With the discovery of oil and gas off its shore, Lebanon has the potential to become like the Gulf – but it will need to do a lot of work to get its infrastructure up to par, industry experts say. “Drilling will need 30 different service companies that would deal with infrastructure, safety and the environment,” Moussa Madi, head of training at Kuwait Oil Company, said at an oil and gas seminar at the American University of Beirut.
The seminar was hosted by Mohammad Ahmad, coordinator and professor of chemical engineering at AUB. Joined by Madi, the AUB professor discussed what the impending extraction of oil and gas would mean for Lebanon.
While they acknowledged that it’s unclear exactly how much oil and gas lies beneath the sea off the coast of Lebanon, although a recent assessment indicates that there may be as much as 25 trillion cubic feet of gas, they are confident that it will have a profound effect on the economy – in a good way, if done correctly.
Madi said that back in 1984 when he was a student in Beirut he did a presentation in which he predicted offshore oil exploration in the eastern Mediterranean. At Tuesday’s seminar, he pointed to a map of Lebanon’s undersea sandstones filled with evident pore spaces that indicate the presence of oil and gas.
“Oil and gas will turn Lebanon into an industrial economy,” Ahmad said. “It will be like the Gulf when we have oil and gas. This will become a reality.”
“If we remove the politics, we could start drilling in three to five years,” Madi said, referring to Lebanon’s divisive political arena and more importantly the state of war between the countries that border the potentially gas-rich basin – Lebanon, Syria, Israel, Turkey, Greece and Cyprus.
Indeed the politics appears to be the main sticking point as there is little doubt that there are sizeable reserves off the coast of Lebanon.

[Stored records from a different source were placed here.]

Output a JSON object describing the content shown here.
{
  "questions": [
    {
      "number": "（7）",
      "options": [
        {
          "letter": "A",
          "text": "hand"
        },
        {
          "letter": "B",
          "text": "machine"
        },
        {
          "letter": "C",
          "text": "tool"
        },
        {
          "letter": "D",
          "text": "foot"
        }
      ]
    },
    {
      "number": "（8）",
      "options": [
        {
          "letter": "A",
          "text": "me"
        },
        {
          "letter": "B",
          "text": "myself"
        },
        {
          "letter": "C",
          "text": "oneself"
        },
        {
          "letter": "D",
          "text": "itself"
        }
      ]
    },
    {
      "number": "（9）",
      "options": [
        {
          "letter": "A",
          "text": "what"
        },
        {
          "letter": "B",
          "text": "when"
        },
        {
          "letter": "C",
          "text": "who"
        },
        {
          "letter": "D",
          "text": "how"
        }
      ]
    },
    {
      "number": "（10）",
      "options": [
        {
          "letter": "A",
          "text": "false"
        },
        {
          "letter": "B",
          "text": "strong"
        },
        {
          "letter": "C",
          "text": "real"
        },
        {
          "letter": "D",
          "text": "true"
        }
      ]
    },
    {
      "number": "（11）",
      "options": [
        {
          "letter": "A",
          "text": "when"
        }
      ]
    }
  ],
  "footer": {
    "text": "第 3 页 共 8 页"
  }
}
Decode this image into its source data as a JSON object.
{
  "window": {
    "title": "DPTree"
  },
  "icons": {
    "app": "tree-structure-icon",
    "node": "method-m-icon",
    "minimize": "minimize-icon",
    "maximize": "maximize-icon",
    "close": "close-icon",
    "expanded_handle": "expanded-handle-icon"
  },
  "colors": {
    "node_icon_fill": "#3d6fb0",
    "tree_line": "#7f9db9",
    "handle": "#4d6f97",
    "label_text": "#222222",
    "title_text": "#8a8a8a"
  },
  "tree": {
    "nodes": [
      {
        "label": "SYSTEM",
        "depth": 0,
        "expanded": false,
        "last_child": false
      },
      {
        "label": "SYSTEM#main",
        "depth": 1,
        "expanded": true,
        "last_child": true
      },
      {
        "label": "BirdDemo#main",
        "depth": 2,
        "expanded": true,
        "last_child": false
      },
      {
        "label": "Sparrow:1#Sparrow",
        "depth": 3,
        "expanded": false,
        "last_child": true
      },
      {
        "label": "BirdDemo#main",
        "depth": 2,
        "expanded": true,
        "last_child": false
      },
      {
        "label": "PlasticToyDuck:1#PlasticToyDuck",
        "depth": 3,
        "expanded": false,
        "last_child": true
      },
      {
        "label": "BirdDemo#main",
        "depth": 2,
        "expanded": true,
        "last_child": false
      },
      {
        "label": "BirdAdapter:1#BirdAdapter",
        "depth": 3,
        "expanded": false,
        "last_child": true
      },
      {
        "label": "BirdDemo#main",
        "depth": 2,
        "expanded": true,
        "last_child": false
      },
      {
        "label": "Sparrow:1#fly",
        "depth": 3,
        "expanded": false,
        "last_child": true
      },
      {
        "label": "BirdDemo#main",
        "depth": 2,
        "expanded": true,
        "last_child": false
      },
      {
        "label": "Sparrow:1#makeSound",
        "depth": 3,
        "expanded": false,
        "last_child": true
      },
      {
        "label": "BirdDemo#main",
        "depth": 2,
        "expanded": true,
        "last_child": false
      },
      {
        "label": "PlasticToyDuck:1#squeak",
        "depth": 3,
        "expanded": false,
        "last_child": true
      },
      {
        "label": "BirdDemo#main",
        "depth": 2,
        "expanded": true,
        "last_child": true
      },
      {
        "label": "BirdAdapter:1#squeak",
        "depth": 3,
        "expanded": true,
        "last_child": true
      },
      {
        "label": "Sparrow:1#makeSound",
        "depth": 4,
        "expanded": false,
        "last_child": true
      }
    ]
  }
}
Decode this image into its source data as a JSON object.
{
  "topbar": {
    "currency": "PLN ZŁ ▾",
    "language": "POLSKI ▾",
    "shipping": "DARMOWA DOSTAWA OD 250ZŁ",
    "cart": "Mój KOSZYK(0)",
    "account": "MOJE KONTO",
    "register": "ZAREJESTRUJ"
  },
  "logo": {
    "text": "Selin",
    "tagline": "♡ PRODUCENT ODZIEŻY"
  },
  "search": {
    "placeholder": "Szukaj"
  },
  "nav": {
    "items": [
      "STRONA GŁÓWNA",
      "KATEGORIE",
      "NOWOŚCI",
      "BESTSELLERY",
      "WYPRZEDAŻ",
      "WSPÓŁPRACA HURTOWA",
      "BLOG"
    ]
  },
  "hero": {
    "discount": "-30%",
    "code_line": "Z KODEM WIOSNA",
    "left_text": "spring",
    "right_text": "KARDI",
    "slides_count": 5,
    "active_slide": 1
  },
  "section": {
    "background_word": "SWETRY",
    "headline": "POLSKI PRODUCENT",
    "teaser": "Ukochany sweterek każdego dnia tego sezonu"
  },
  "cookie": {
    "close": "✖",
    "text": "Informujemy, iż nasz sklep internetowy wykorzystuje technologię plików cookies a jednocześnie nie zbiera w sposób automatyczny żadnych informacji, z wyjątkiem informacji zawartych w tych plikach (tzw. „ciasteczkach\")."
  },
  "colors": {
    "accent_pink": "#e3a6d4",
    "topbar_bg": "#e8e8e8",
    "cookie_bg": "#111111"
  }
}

But he also pointed to a lack of readiness in terms of the infrastructure and know-how required to extract oil and gas. As it is, a foreign company will need to do the drilling.
“I don’t know if Lebanon is willing to invest money [in doing its own extraction],” Madi said, noting that even with a foreign company exploring, Lebanon will need a complete revamping of its infrastructure – from its roads to its telecoms and electricity.”
Still, his Beirut-based counterpart remains optimistic that Lebanon will be able to successfully make the transition to an economy with petrol as one of its main engines of growth.
“We should be positive,” said Ahmad, whose final year students are doing a project on creating plastic from natural gas. “We will soon have a degree in petroleum engineering, and Lebanese graduates will be able to work here, and some will come back. I don’t think Lebanon will stay this way forever.”